But recent U.S. actions on those same issues — from President Biden’s recent pledge of a U.S. military defense of Taiwan if China were to invade, to export controls on semiconductors needed for next-generation weapons systems — are angering China to the point where it is considering backing out.
“Normally, when you have a presidential bilat you start working out the agenda quite a while in advance, but Chinese diplomats are saying, ‘You guys whack us every other day — if that is the environment, how can we expect a positive outcome from a Xi-Biden meeting?’” a person briefed by Chinese officials on the planning told POLITICO.
“If they can’t have a positive outcome, their view is ‘should we even have the meeting?’” the person said. The individual was granted anonymity to prevent possible reprisals for speaking publicly about the bilateral spat.
The Chinese embassy didn’t respond to a request for comment. The White House denied any problems in negotiating the planned Biden-Xi meeting.
“This story is 100 percent false,” the National Security Council’s top spokesperson, Adrienne Watson, said in an email. “We’ve already said the two presidents tasked out their teams to look into a meeting. I won’t get beyond that though in terms of timing and location as of now.”

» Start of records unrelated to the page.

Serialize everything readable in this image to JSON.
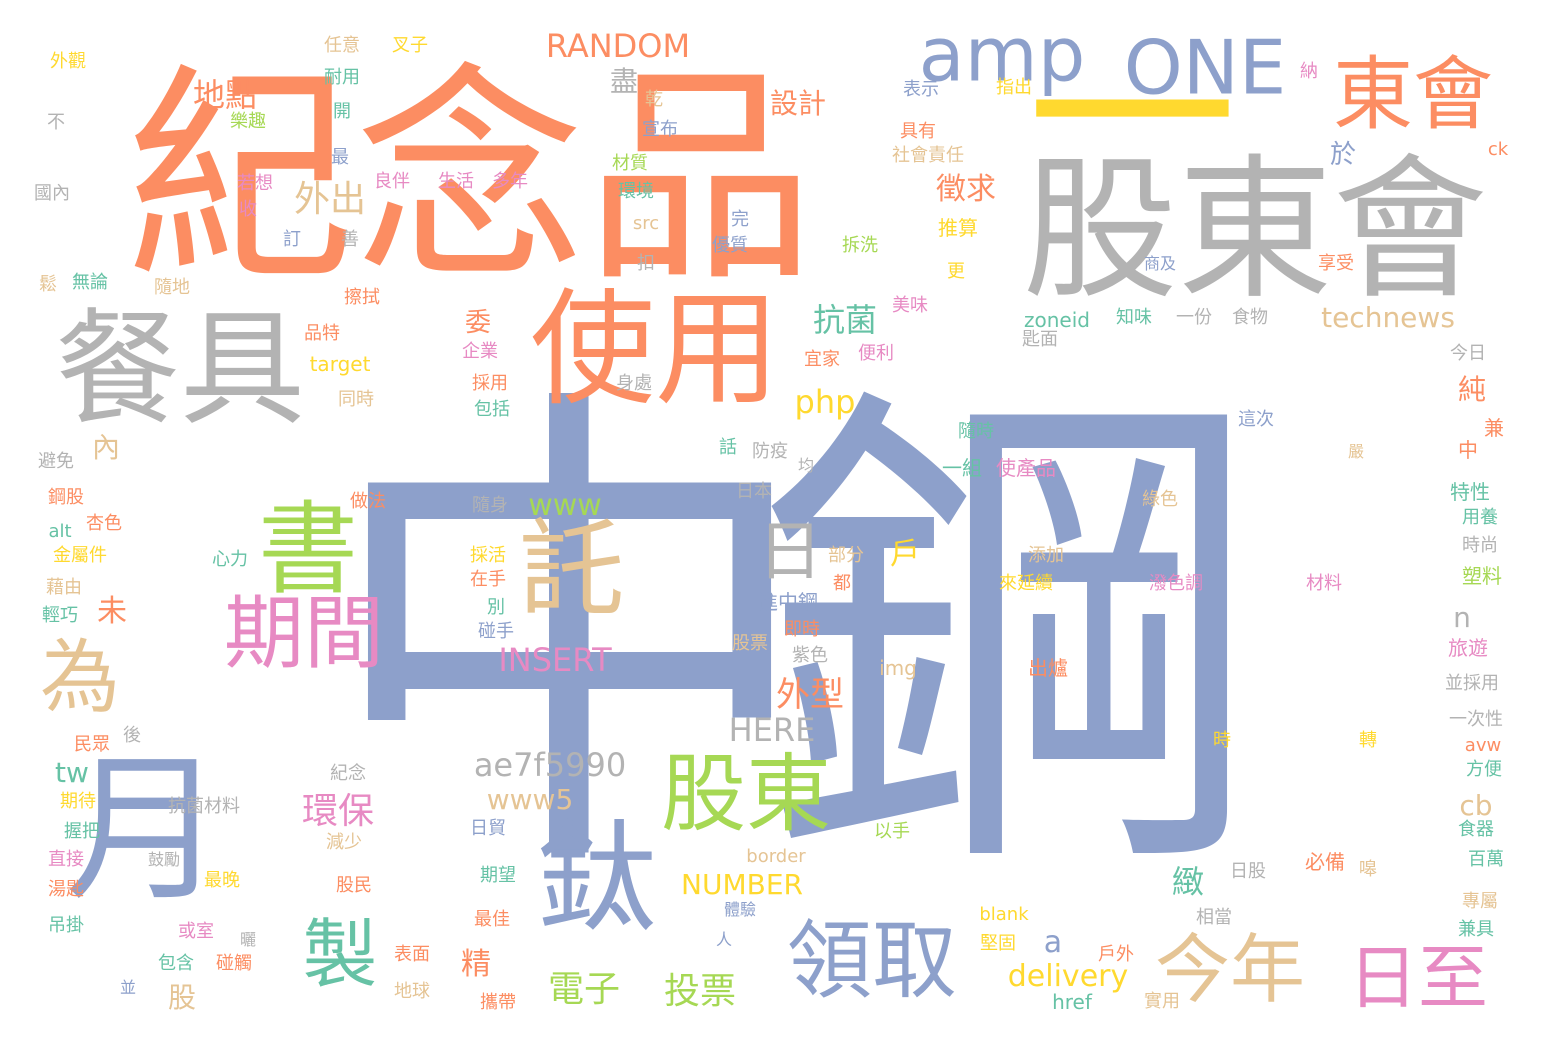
{
  "palette": {
    "blue": "#8da0cb",
    "orange": "#fc8d62",
    "gray": "#b3b3b3",
    "green": "#a6d854",
    "pink": "#e78ac3",
    "tan": "#e5c494",
    "teal": "#66c2a5",
    "yellow": "#ffd92f"
  },
  "words": [
    {
      "t": "中鋼",
      "c": "blue"
    },
    {
      "t": "紀念品",
      "c": "orange"
    },
    {
      "t": "股東會",
      "c": "gray"
    },
    {
      "t": "餐具",
      "c": "gray"
    },
    {
      "t": "使用",
      "c": "orange"
    },
    {
      "t": "一",
      "c": "yellow"
    },
    {
      "t": "東會",
      "c": "orange"
    },
    {
      "t": "amp",
      "c": "blue"
    },
    {
      "t": "ONE",
      "c": "blue"
    },
    {
      "t": "月",
      "c": "blue"
    },
    {
      "t": "鈦",
      "c": "blue"
    },
    {
      "t": "書",
      "c": "green"
    },
    {
      "t": "託",
      "c": "tan"
    },
    {
      "t": "期間",
      "c": "pink"
    },
    {
      "t": "股東",
      "c": "green"
    },
    {
      "t": "領取",
      "c": "blue"
    },
    {
      "t": "今年",
      "c": "tan"
    },
    {
      "t": "日至",
      "c": "pink"
    },
    {
      "t": "為",
      "c": "tan"
    },
    {
      "t": "製",
      "c": "teal"
    },
    {
      "t": "日",
      "c": "gray"
    },
    {
      "t": "設計",
      "c": "orange"
    },
    {
      "t": "RANDOM",
      "c": "orange"
    },
    {
      "t": "地點",
      "c": "orange"
    },
    {
      "t": "外出",
      "c": "tan"
    },
    {
      "t": "徵求",
      "c": "orange"
    },
    {
      "t": "抗菌",
      "c": "teal"
    },
    {
      "t": "technews",
      "c": "tan"
    },
    {
      "t": "php",
      "c": "yellow"
    },
    {
      "t": "www",
      "c": "green"
    },
    {
      "t": "INSERT",
      "c": "pink"
    },
    {
      "t": "外型",
      "c": "orange"
    },
    {
      "t": "HERE",
      "c": "gray"
    },
    {
      "t": "ae7f5990",
      "c": "gray"
    },
    {
      "t": "www5",
      "c": "tan"
    },
    {
      "t": "NUMBER",
      "c": "yellow"
    },
    {
      "t": "環保",
      "c": "pink"
    },
    {
      "t": "電子",
      "c": "green"
    },
    {
      "t": "投票",
      "c": "green"
    },
    {
      "t": "delivery",
      "c": "yellow"
    },
    {
      "t": "tw",
      "c": "teal"
    },
    {
      "t": "未",
      "c": "orange"
    },
    {
      "t": "精",
      "c": "orange"
    },
    {
      "t": "股",
      "c": "tan"
    },
    {
      "t": "a",
      "c": "blue"
    },
    {
      "t": "緻",
      "c": "teal"
    },
    {
      "t": "cb",
      "c": "tan"
    },
    {
      "t": "n",
      "c": "gray"
    },
    {
      "t": "純",
      "c": "orange"
    },
    {
      "t": "於",
      "c": "blue"
    },
    {
      "t": "盡",
      "c": "gray"
    },
    {
      "t": "戶",
      "c": "yellow"
    },
    {
      "t": "委",
      "c": "orange"
    },
    {
      "t": "內",
      "c": "tan"
    },
    {
      "t": "外觀",
      "c": "yellow"
    },
    {
      "t": "任意",
      "c": "tan"
    },
    {
      "t": "叉子",
      "c": "yellow"
    },
    {
      "t": "耐用",
      "c": "teal"
    },
    {
      "t": "開",
      "c": "teal"
    },
    {
      "t": "不",
      "c": "gray"
    },
    {
      "t": "樂趣",
      "c": "green"
    },
    {
      "t": "最",
      "c": "blue"
    },
    {
      "t": "國內",
      "c": "gray"
    },
    {
      "t": "若想",
      "c": "pink"
    },
    {
      "t": "收",
      "c": "pink"
    },
    {
      "t": "良伴",
      "c": "pink"
    },
    {
      "t": "生活",
      "c": "pink"
    },
    {
      "t": "多年",
      "c": "pink"
    },
    {
      "t": "訂",
      "c": "blue"
    },
    {
      "t": "善",
      "c": "gray"
    },
    {
      "t": "無論",
      "c": "teal"
    },
    {
      "t": "鬆",
      "c": "tan"
    },
    {
      "t": "隨地",
      "c": "tan"
    },
    {
      "t": "擦拭",
      "c": "orange"
    },
    {
      "t": "品特",
      "c": "orange"
    },
    {
      "t": "企業",
      "c": "pink"
    },
    {
      "t": "target",
      "c": "yellow"
    },
    {
      "t": "同時",
      "c": "tan"
    },
    {
      "t": "採用",
      "c": "orange"
    },
    {
      "t": "包括",
      "c": "teal"
    },
    {
      "t": "身處",
      "c": "gray"
    },
    {
      "t": "乾",
      "c": "tan"
    },
    {
      "t": "宣布",
      "c": "blue"
    },
    {
      "t": "材質",
      "c": "green"
    },
    {
      "t": "環境",
      "c": "teal"
    },
    {
      "t": "src",
      "c": "tan"
    },
    {
      "t": "完",
      "c": "blue"
    },
    {
      "t": "優質",
      "c": "blue"
    },
    {
      "t": "扣",
      "c": "gray"
    },
    {
      "t": "表示",
      "c": "blue"
    },
    {
      "t": "指出",
      "c": "yellow"
    },
    {
      "t": "納",
      "c": "pink"
    },
    {
      "t": "具有",
      "c": "orange"
    },
    {
      "t": "社會責任",
      "c": "tan"
    },
    {
      "t": "ck",
      "c": "orange"
    },
    {
      "t": "推算",
      "c": "yellow"
    },
    {
      "t": "拆洗",
      "c": "green"
    },
    {
      "t": "更",
      "c": "yellow"
    },
    {
      "t": "商及",
      "c": "blue"
    },
    {
      "t": "享受",
      "c": "orange"
    },
    {
      "t": "美味",
      "c": "pink"
    },
    {
      "t": "zoneid",
      "c": "teal"
    },
    {
      "t": "知味",
      "c": "teal"
    },
    {
      "t": "一份",
      "c": "gray"
    },
    {
      "t": "食物",
      "c": "gray"
    },
    {
      "t": "匙面",
      "c": "gray"
    },
    {
      "t": "便利",
      "c": "pink"
    },
    {
      "t": "宜家",
      "c": "orange"
    },
    {
      "t": "今日",
      "c": "gray"
    },
    {
      "t": "兼",
      "c": "orange"
    },
    {
      "t": "這次",
      "c": "blue"
    },
    {
      "t": "隨時",
      "c": "teal"
    },
    {
      "t": "嚴",
      "c": "tan"
    },
    {
      "t": "中",
      "c": "orange"
    },
    {
      "t": "話",
      "c": "teal"
    },
    {
      "t": "防疫",
      "c": "gray"
    },
    {
      "t": "均",
      "c": "gray"
    },
    {
      "t": "一組",
      "c": "teal"
    },
    {
      "t": "使產品",
      "c": "pink"
    },
    {
      "t": "避免",
      "c": "gray"
    },
    {
      "t": "日本",
      "c": "gray"
    },
    {
      "t": "鋼股",
      "c": "orange"
    },
    {
      "t": "做法",
      "c": "orange"
    },
    {
      "t": "隨身",
      "c": "gray"
    },
    {
      "t": "綠色",
      "c": "tan"
    },
    {
      "t": "特性",
      "c": "teal"
    },
    {
      "t": "alt",
      "c": "teal"
    },
    {
      "t": "杏色",
      "c": "orange"
    },
    {
      "t": "用養",
      "c": "teal"
    },
    {
      "t": "金屬件",
      "c": "yellow"
    },
    {
      "t": "部分",
      "c": "tan"
    },
    {
      "t": "添加",
      "c": "tan"
    },
    {
      "t": "時尚",
      "c": "gray"
    },
    {
      "t": "藉由",
      "c": "tan"
    },
    {
      "t": "心力",
      "c": "teal"
    },
    {
      "t": "採活",
      "c": "yellow"
    },
    {
      "t": "都",
      "c": "orange"
    },
    {
      "t": "塑料",
      "c": "green"
    },
    {
      "t": "輕巧",
      "c": "teal"
    },
    {
      "t": "在手",
      "c": "orange"
    },
    {
      "t": "來延續",
      "c": "yellow"
    },
    {
      "t": "潑色調",
      "c": "pink"
    },
    {
      "t": "材料",
      "c": "pink"
    },
    {
      "t": "別",
      "c": "teal"
    },
    {
      "t": "進中鋼",
      "c": "blue"
    },
    {
      "t": "碰手",
      "c": "blue"
    },
    {
      "t": "即時",
      "c": "orange"
    },
    {
      "t": "旅遊",
      "c": "pink"
    },
    {
      "t": "股票",
      "c": "tan"
    },
    {
      "t": "紫色",
      "c": "gray"
    },
    {
      "t": "img",
      "c": "tan"
    },
    {
      "t": "出爐",
      "c": "orange"
    },
    {
      "t": "並採用",
      "c": "gray"
    },
    {
      "t": "民眾",
      "c": "orange"
    },
    {
      "t": "後",
      "c": "gray"
    },
    {
      "t": "一次性",
      "c": "gray"
    },
    {
      "t": "時",
      "c": "yellow"
    },
    {
      "t": "轉",
      "c": "yellow"
    },
    {
      "t": "avw",
      "c": "orange"
    },
    {
      "t": "紀念",
      "c": "gray"
    },
    {
      "t": "方便",
      "c": "teal"
    },
    {
      "t": "期待",
      "c": "yellow"
    },
    {
      "t": "抗菌材料",
      "c": "gray"
    },
    {
      "t": "握把",
      "c": "teal"
    },
    {
      "t": "減少",
      "c": "tan"
    },
    {
      "t": "日貿",
      "c": "blue"
    },
    {
      "t": "以手",
      "c": "green"
    },
    {
      "t": "食器",
      "c": "teal"
    },
    {
      "t": "直接",
      "c": "pink"
    },
    {
      "t": "鼓勵",
      "c": "gray"
    },
    {
      "t": "股民",
      "c": "orange"
    },
    {
      "t": "border",
      "c": "tan"
    },
    {
      "t": "必備",
      "c": "orange"
    },
    {
      "t": "嗥",
      "c": "tan"
    },
    {
      "t": "百萬",
      "c": "teal"
    },
    {
      "t": "湯匙",
      "c": "orange"
    },
    {
      "t": "最晚",
      "c": "yellow"
    },
    {
      "t": "期望",
      "c": "teal"
    },
    {
      "t": "日股",
      "c": "gray"
    },
    {
      "t": "專屬",
      "c": "tan"
    },
    {
      "t": "吊掛",
      "c": "teal"
    },
    {
      "t": "或室",
      "c": "pink"
    },
    {
      "t": "曬",
      "c": "gray"
    },
    {
      "t": "最佳",
      "c": "orange"
    },
    {
      "t": "體驗",
      "c": "blue"
    },
    {
      "t": "blank",
      "c": "yellow"
    },
    {
      "t": "相當",
      "c": "gray"
    },
    {
      "t": "兼具",
      "c": "teal"
    },
    {
      "t": "人",
      "c": "blue"
    },
    {
      "t": "包含",
      "c": "teal"
    },
    {
      "t": "碰觸",
      "c": "orange"
    },
    {
      "t": "表面",
      "c": "orange"
    },
    {
      "t": "堅固",
      "c": "yellow"
    },
    {
      "t": "戶外",
      "c": "orange"
    },
    {
      "t": "並",
      "c": "blue"
    },
    {
      "t": "地球",
      "c": "tan"
    },
    {
      "t": "攜帶",
      "c": "orange"
    },
    {
      "t": "href",
      "c": "teal"
    },
    {
      "t": "實用",
      "c": "tan"
    }
  ]
}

Preparations for a possible Biden-Xi meeting began months ago. The White House announced in July following Biden’s most recent call with Xi that both sides had agreed on “the value of meeting face to face” and would determine a “mutually agreeable time to do so.” China’s foreign ministry dispatched a delegation to Indonesia in August to prepare for the meeting on the sidelines of the G-20 in Bali.

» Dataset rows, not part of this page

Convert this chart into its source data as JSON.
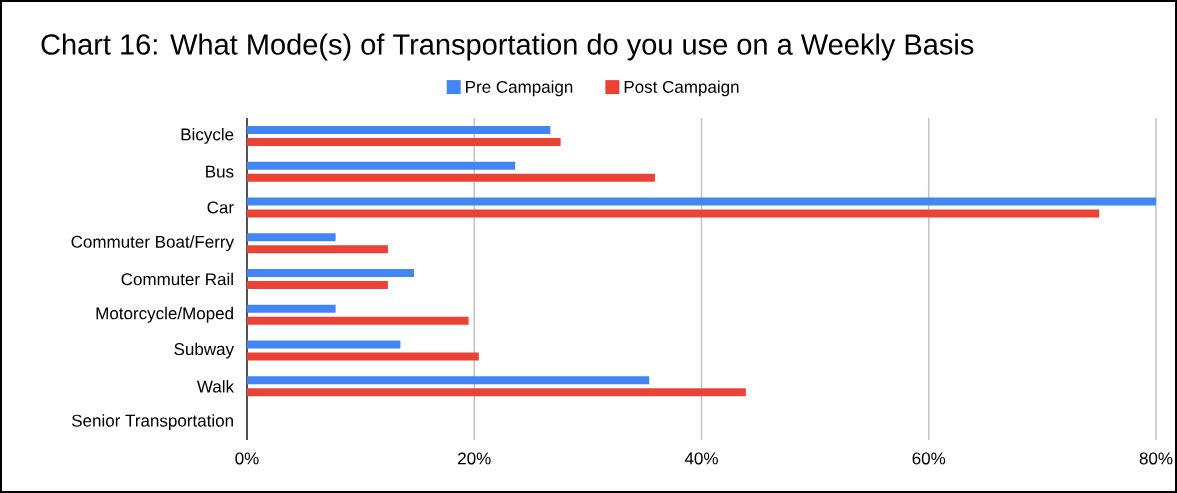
{
  "chart_data": {
    "type": "bar",
    "orientation": "horizontal",
    "title": "Chart 16: What Mode(s) of Transportation do you use on a Weekly Basis",
    "categories": [
      "Bicycle",
      "Bus",
      "Car",
      "Commuter Boat/Ferry",
      "Commuter Rail",
      "Motorcycle/Moped",
      "Subway",
      "Walk",
      "Senior Transportation"
    ],
    "series": [
      {
        "name": "Pre Campaign",
        "color": "#4285f4",
        "values": [
          26.7,
          23.6,
          80,
          7.8,
          14.7,
          7.8,
          13.5,
          35.4,
          0
        ]
      },
      {
        "name": "Post Campaign",
        "color": "#ea4335",
        "values": [
          27.6,
          35.9,
          75,
          12.4,
          12.4,
          19.5,
          20.4,
          43.9,
          0
        ]
      }
    ],
    "xlim": [
      0,
      80
    ],
    "xticks": [
      {
        "value": 0,
        "label": "0%"
      },
      {
        "value": 20,
        "label": "20%"
      },
      {
        "value": 40,
        "label": "40%"
      },
      {
        "value": 60,
        "label": "60%"
      },
      {
        "value": 80,
        "label": "80%"
      }
    ],
    "grid": "x",
    "legend": "top"
  }
}
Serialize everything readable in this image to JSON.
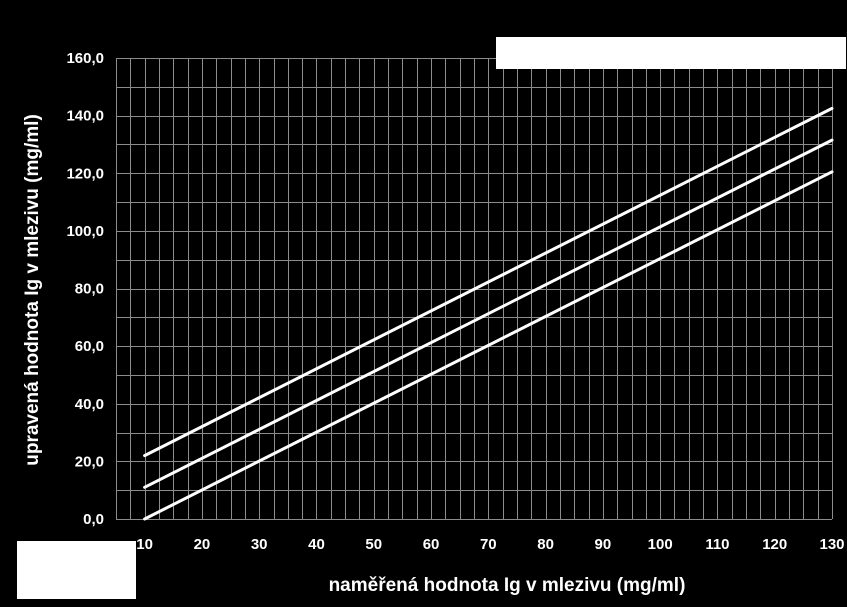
{
  "chart_data": {
    "type": "line",
    "xlabel": "naměřená hodnota Ig v mlezivu (mg/ml)",
    "ylabel": "upravená hodnota Ig v mlezivu  (mg/ml)",
    "x_ticks": [
      "10",
      "20",
      "30",
      "40",
      "50",
      "60",
      "70",
      "80",
      "90",
      "100",
      "110",
      "120",
      "130"
    ],
    "y_ticks": [
      "0,0",
      "20,0",
      "40,0",
      "60,0",
      "80,0",
      "100,0",
      "120,0",
      "140,0",
      "160,0"
    ],
    "xlim": [
      5,
      130
    ],
    "ylim": [
      0,
      160
    ],
    "grid": true,
    "legend": "none",
    "series": [
      {
        "x": [
          10,
          130
        ],
        "y": [
          22,
          142.5
        ]
      },
      {
        "x": [
          10,
          130
        ],
        "y": [
          11,
          131.5
        ]
      },
      {
        "x": [
          10,
          130
        ],
        "y": [
          0,
          120.5
        ]
      }
    ],
    "line_color": "#ffffff",
    "background_color": "#000000",
    "grid_color": "#8c8c8c"
  }
}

But with only a month until the G-20 meeting opens in Bali, uncertainty about whether Biden will get a one-on-one meeting with Xi is becoming a diplomatic cliffhanger. “It is still not confirmed,” said a Washington-based diplomat familiar with the event’s planning. The diplomat was granted anonymity because he isn’t authorized to speak to the media.

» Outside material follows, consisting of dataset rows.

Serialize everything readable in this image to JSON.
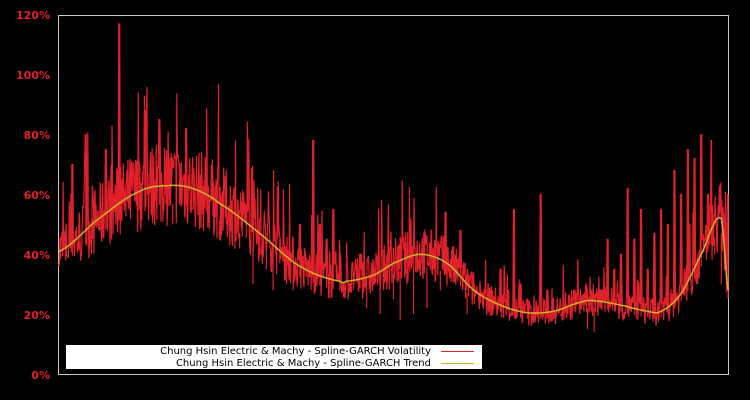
{
  "chart_data": {
    "type": "line",
    "title": "",
    "xlabel": "",
    "ylabel": "",
    "ylim": [
      0,
      120
    ],
    "y_ticks": [
      "0%",
      "20%",
      "40%",
      "60%",
      "80%",
      "100%",
      "120%"
    ],
    "grid": false,
    "legend_position": "bottom-left inside",
    "background": "#000000",
    "frame_color": "#c8c8c8",
    "series": [
      {
        "name": "Chung Hsin Electric & Machy - Spline-GARCH Volatility",
        "color": "#e0202a",
        "note": "noisy daily volatility; approximate envelope points (x fraction 0-1, value %)",
        "values": [
          [
            0.0,
            36
          ],
          [
            0.01,
            47
          ],
          [
            0.02,
            70
          ],
          [
            0.03,
            44
          ],
          [
            0.04,
            80
          ],
          [
            0.05,
            52
          ],
          [
            0.07,
            58
          ],
          [
            0.07,
            75
          ],
          [
            0.09,
            55
          ],
          [
            0.09,
            117
          ],
          [
            0.1,
            62
          ],
          [
            0.12,
            70
          ],
          [
            0.13,
            56
          ],
          [
            0.13,
            88
          ],
          [
            0.15,
            85
          ],
          [
            0.16,
            60
          ],
          [
            0.17,
            50
          ],
          [
            0.18,
            70
          ],
          [
            0.19,
            82
          ],
          [
            0.2,
            55
          ],
          [
            0.22,
            57
          ],
          [
            0.23,
            64
          ],
          [
            0.24,
            45
          ],
          [
            0.25,
            58
          ],
          [
            0.27,
            42
          ],
          [
            0.28,
            50
          ],
          [
            0.29,
            30
          ],
          [
            0.3,
            40
          ],
          [
            0.31,
            35
          ],
          [
            0.32,
            28
          ],
          [
            0.33,
            45
          ],
          [
            0.34,
            30
          ],
          [
            0.35,
            28
          ],
          [
            0.36,
            50
          ],
          [
            0.38,
            78
          ],
          [
            0.39,
            50
          ],
          [
            0.4,
            45
          ],
          [
            0.41,
            55
          ],
          [
            0.42,
            40
          ],
          [
            0.44,
            30
          ],
          [
            0.45,
            40
          ],
          [
            0.46,
            22
          ],
          [
            0.47,
            35
          ],
          [
            0.48,
            20
          ],
          [
            0.5,
            25
          ],
          [
            0.51,
            18
          ],
          [
            0.52,
            30
          ],
          [
            0.53,
            20
          ],
          [
            0.55,
            22
          ],
          [
            0.56,
            35
          ],
          [
            0.57,
            28
          ],
          [
            0.6,
            48
          ],
          [
            0.61,
            20
          ],
          [
            0.63,
            28
          ],
          [
            0.65,
            25
          ],
          [
            0.66,
            35
          ],
          [
            0.68,
            55
          ],
          [
            0.69,
            30
          ],
          [
            0.7,
            25
          ],
          [
            0.72,
            60
          ],
          [
            0.73,
            28
          ],
          [
            0.75,
            20
          ],
          [
            0.77,
            28
          ],
          [
            0.79,
            15
          ],
          [
            0.8,
            14
          ],
          [
            0.8,
            14
          ],
          [
            0.81,
            28
          ],
          [
            0.82,
            45
          ],
          [
            0.83,
            35
          ],
          [
            0.84,
            40
          ],
          [
            0.85,
            62
          ],
          [
            0.86,
            45
          ],
          [
            0.87,
            55
          ],
          [
            0.88,
            35
          ],
          [
            0.89,
            47
          ],
          [
            0.9,
            55
          ],
          [
            0.91,
            50
          ],
          [
            0.92,
            68
          ],
          [
            0.93,
            60
          ],
          [
            0.94,
            75
          ],
          [
            0.95,
            72
          ],
          [
            0.96,
            80
          ],
          [
            0.97,
            60
          ],
          [
            0.975,
            78
          ],
          [
            0.98,
            40
          ],
          [
            0.99,
            30
          ],
          [
            1.0,
            60
          ]
        ]
      },
      {
        "name": "Chung Hsin Electric & Machy - Spline-GARCH Trend",
        "color": "#d4b02a",
        "values": [
          [
            0.0,
            41
          ],
          [
            0.06,
            52
          ],
          [
            0.12,
            61
          ],
          [
            0.165,
            63
          ],
          [
            0.2,
            62
          ],
          [
            0.24,
            57
          ],
          [
            0.3,
            47
          ],
          [
            0.36,
            36
          ],
          [
            0.42,
            31
          ],
          [
            0.47,
            33
          ],
          [
            0.43,
            31
          ],
          [
            0.5,
            37
          ],
          [
            0.43,
            31
          ],
          [
            0.54,
            40
          ],
          [
            0.58,
            37
          ],
          [
            0.62,
            28
          ],
          [
            0.66,
            23
          ],
          [
            0.7,
            20.5
          ],
          [
            0.74,
            21
          ],
          [
            0.78,
            24
          ],
          [
            0.8,
            24.5
          ],
          [
            0.84,
            23
          ],
          [
            0.88,
            21
          ],
          [
            0.9,
            21
          ],
          [
            0.93,
            27
          ],
          [
            0.96,
            40
          ],
          [
            0.99,
            52
          ],
          [
            1.0,
            28
          ]
        ]
      }
    ]
  },
  "legend": {
    "items": [
      {
        "label": "Chung Hsin Electric & Machy - Spline-GARCH Volatility",
        "color": "#e0202a"
      },
      {
        "label": "Chung Hsin Electric & Machy - Spline-GARCH Trend",
        "color": "#d4b02a"
      }
    ]
  },
  "axis": {
    "y_ticks": [
      "0%",
      "20%",
      "40%",
      "60%",
      "80%",
      "100%",
      "120%"
    ]
  }
}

The meeting is key to the Biden administration effort — outlined in this week’s National Security Strategy — to find ways to cooperate with China in areas like climate change at the same time that it hammers the country with export restrictions and mobilizes allies to counter China’s increasingly aggressive moves in the Indo-Pacific.
China so far hasn’t been up for that kind of frenemy. After House Speaker Nancy Pelosi’s Taiwan visit in August, China began regularly flying fighter jets across the halfway point in the waters between China and the self-governing island, and cut off cooperation with the U.S. in areas including counternarcotics and addressing the climate crisis.
The U.S. has responded in kind. The Senate Foreign Relations Committee approved legislation in September to boost Taiwan’s ability to defend itself against a potential Chinese invasion. And in just the past week the administration restricted semiconductor exports to China, issued a National Security Strategy that painted China as one of the biggest threats to U.S. security and warned China may pursue “weaponization of trade as a tool of geopolitical coercion.”
Beijing has been particularly roiled by that National Security Strategy, embassy spokesperson Liu Pengyu said in a statement Thursday.
“The China-related content of the U.S. National Security Strategy hypes up major-power competition, zero-sum game and ideological confrontation,” he wrote. “The sole purpose is to contain and suppress China’s development and maintain the U.S. hegemony.”
That anger is heightening Chinese government skepticism about the utility of a Xi-Biden in-person meeting, but hasn’t yet completely scuppered it, said John Kamm, whose role as the founder of the nonprofit Dui Hua Foundation provides him regular access to Chinese diplomats.
“Based on soundings with Chinese officials, a meeting is expected but details haven’t been agreed to,” Kamm said. “They are wary of more surprises like the semiconductor decision, about which they are furious.”
Still, Beijing’s delays could just be a way to needle the administration ahead of formalizing the meeting, said Craig Singleton, senior China fellow at the nonprofit Foundation for Defense of Democracies. “Right now, the Biden administration appears more eager for this meeting than Beijing, so China has little incentive to agree to one on either Washington’s terms or timetable,” Singleton said. “Better instead to make the White House sweat, even if for only a few more weeks.”
The Chinese government’s reluctance to finalize a meeting agenda may also reflect Beijing’s desire to delay confirmation of major diplomatic outreach until the conclusion of the Chinese Communist Party’s 20th Party Congress. The Congress, which opens on Sunday, will likely deliver Xi a five-year extension as CCP General Secretary and pave the way for possible ruler-for-life status.
“We’ll know more when the 20th Party Congress ends, but if [Chinese officials] still keep dissing us, that’s serious,” said the person briefed by Chinese officials on the Xi-Biden meeting planning.
But both leaders will likely have an opportunity for in-person discussions in Bali regardless of whether they have a formal meeting agenda.
“They’re going to be in the same room for at least 36 hours … they’re not going to ignore each other and glare at each other over the table,” said Craig Allen, president of the U.S.-China Business Council. “Semiconductors are important, but they’re going to find a way to communicate.”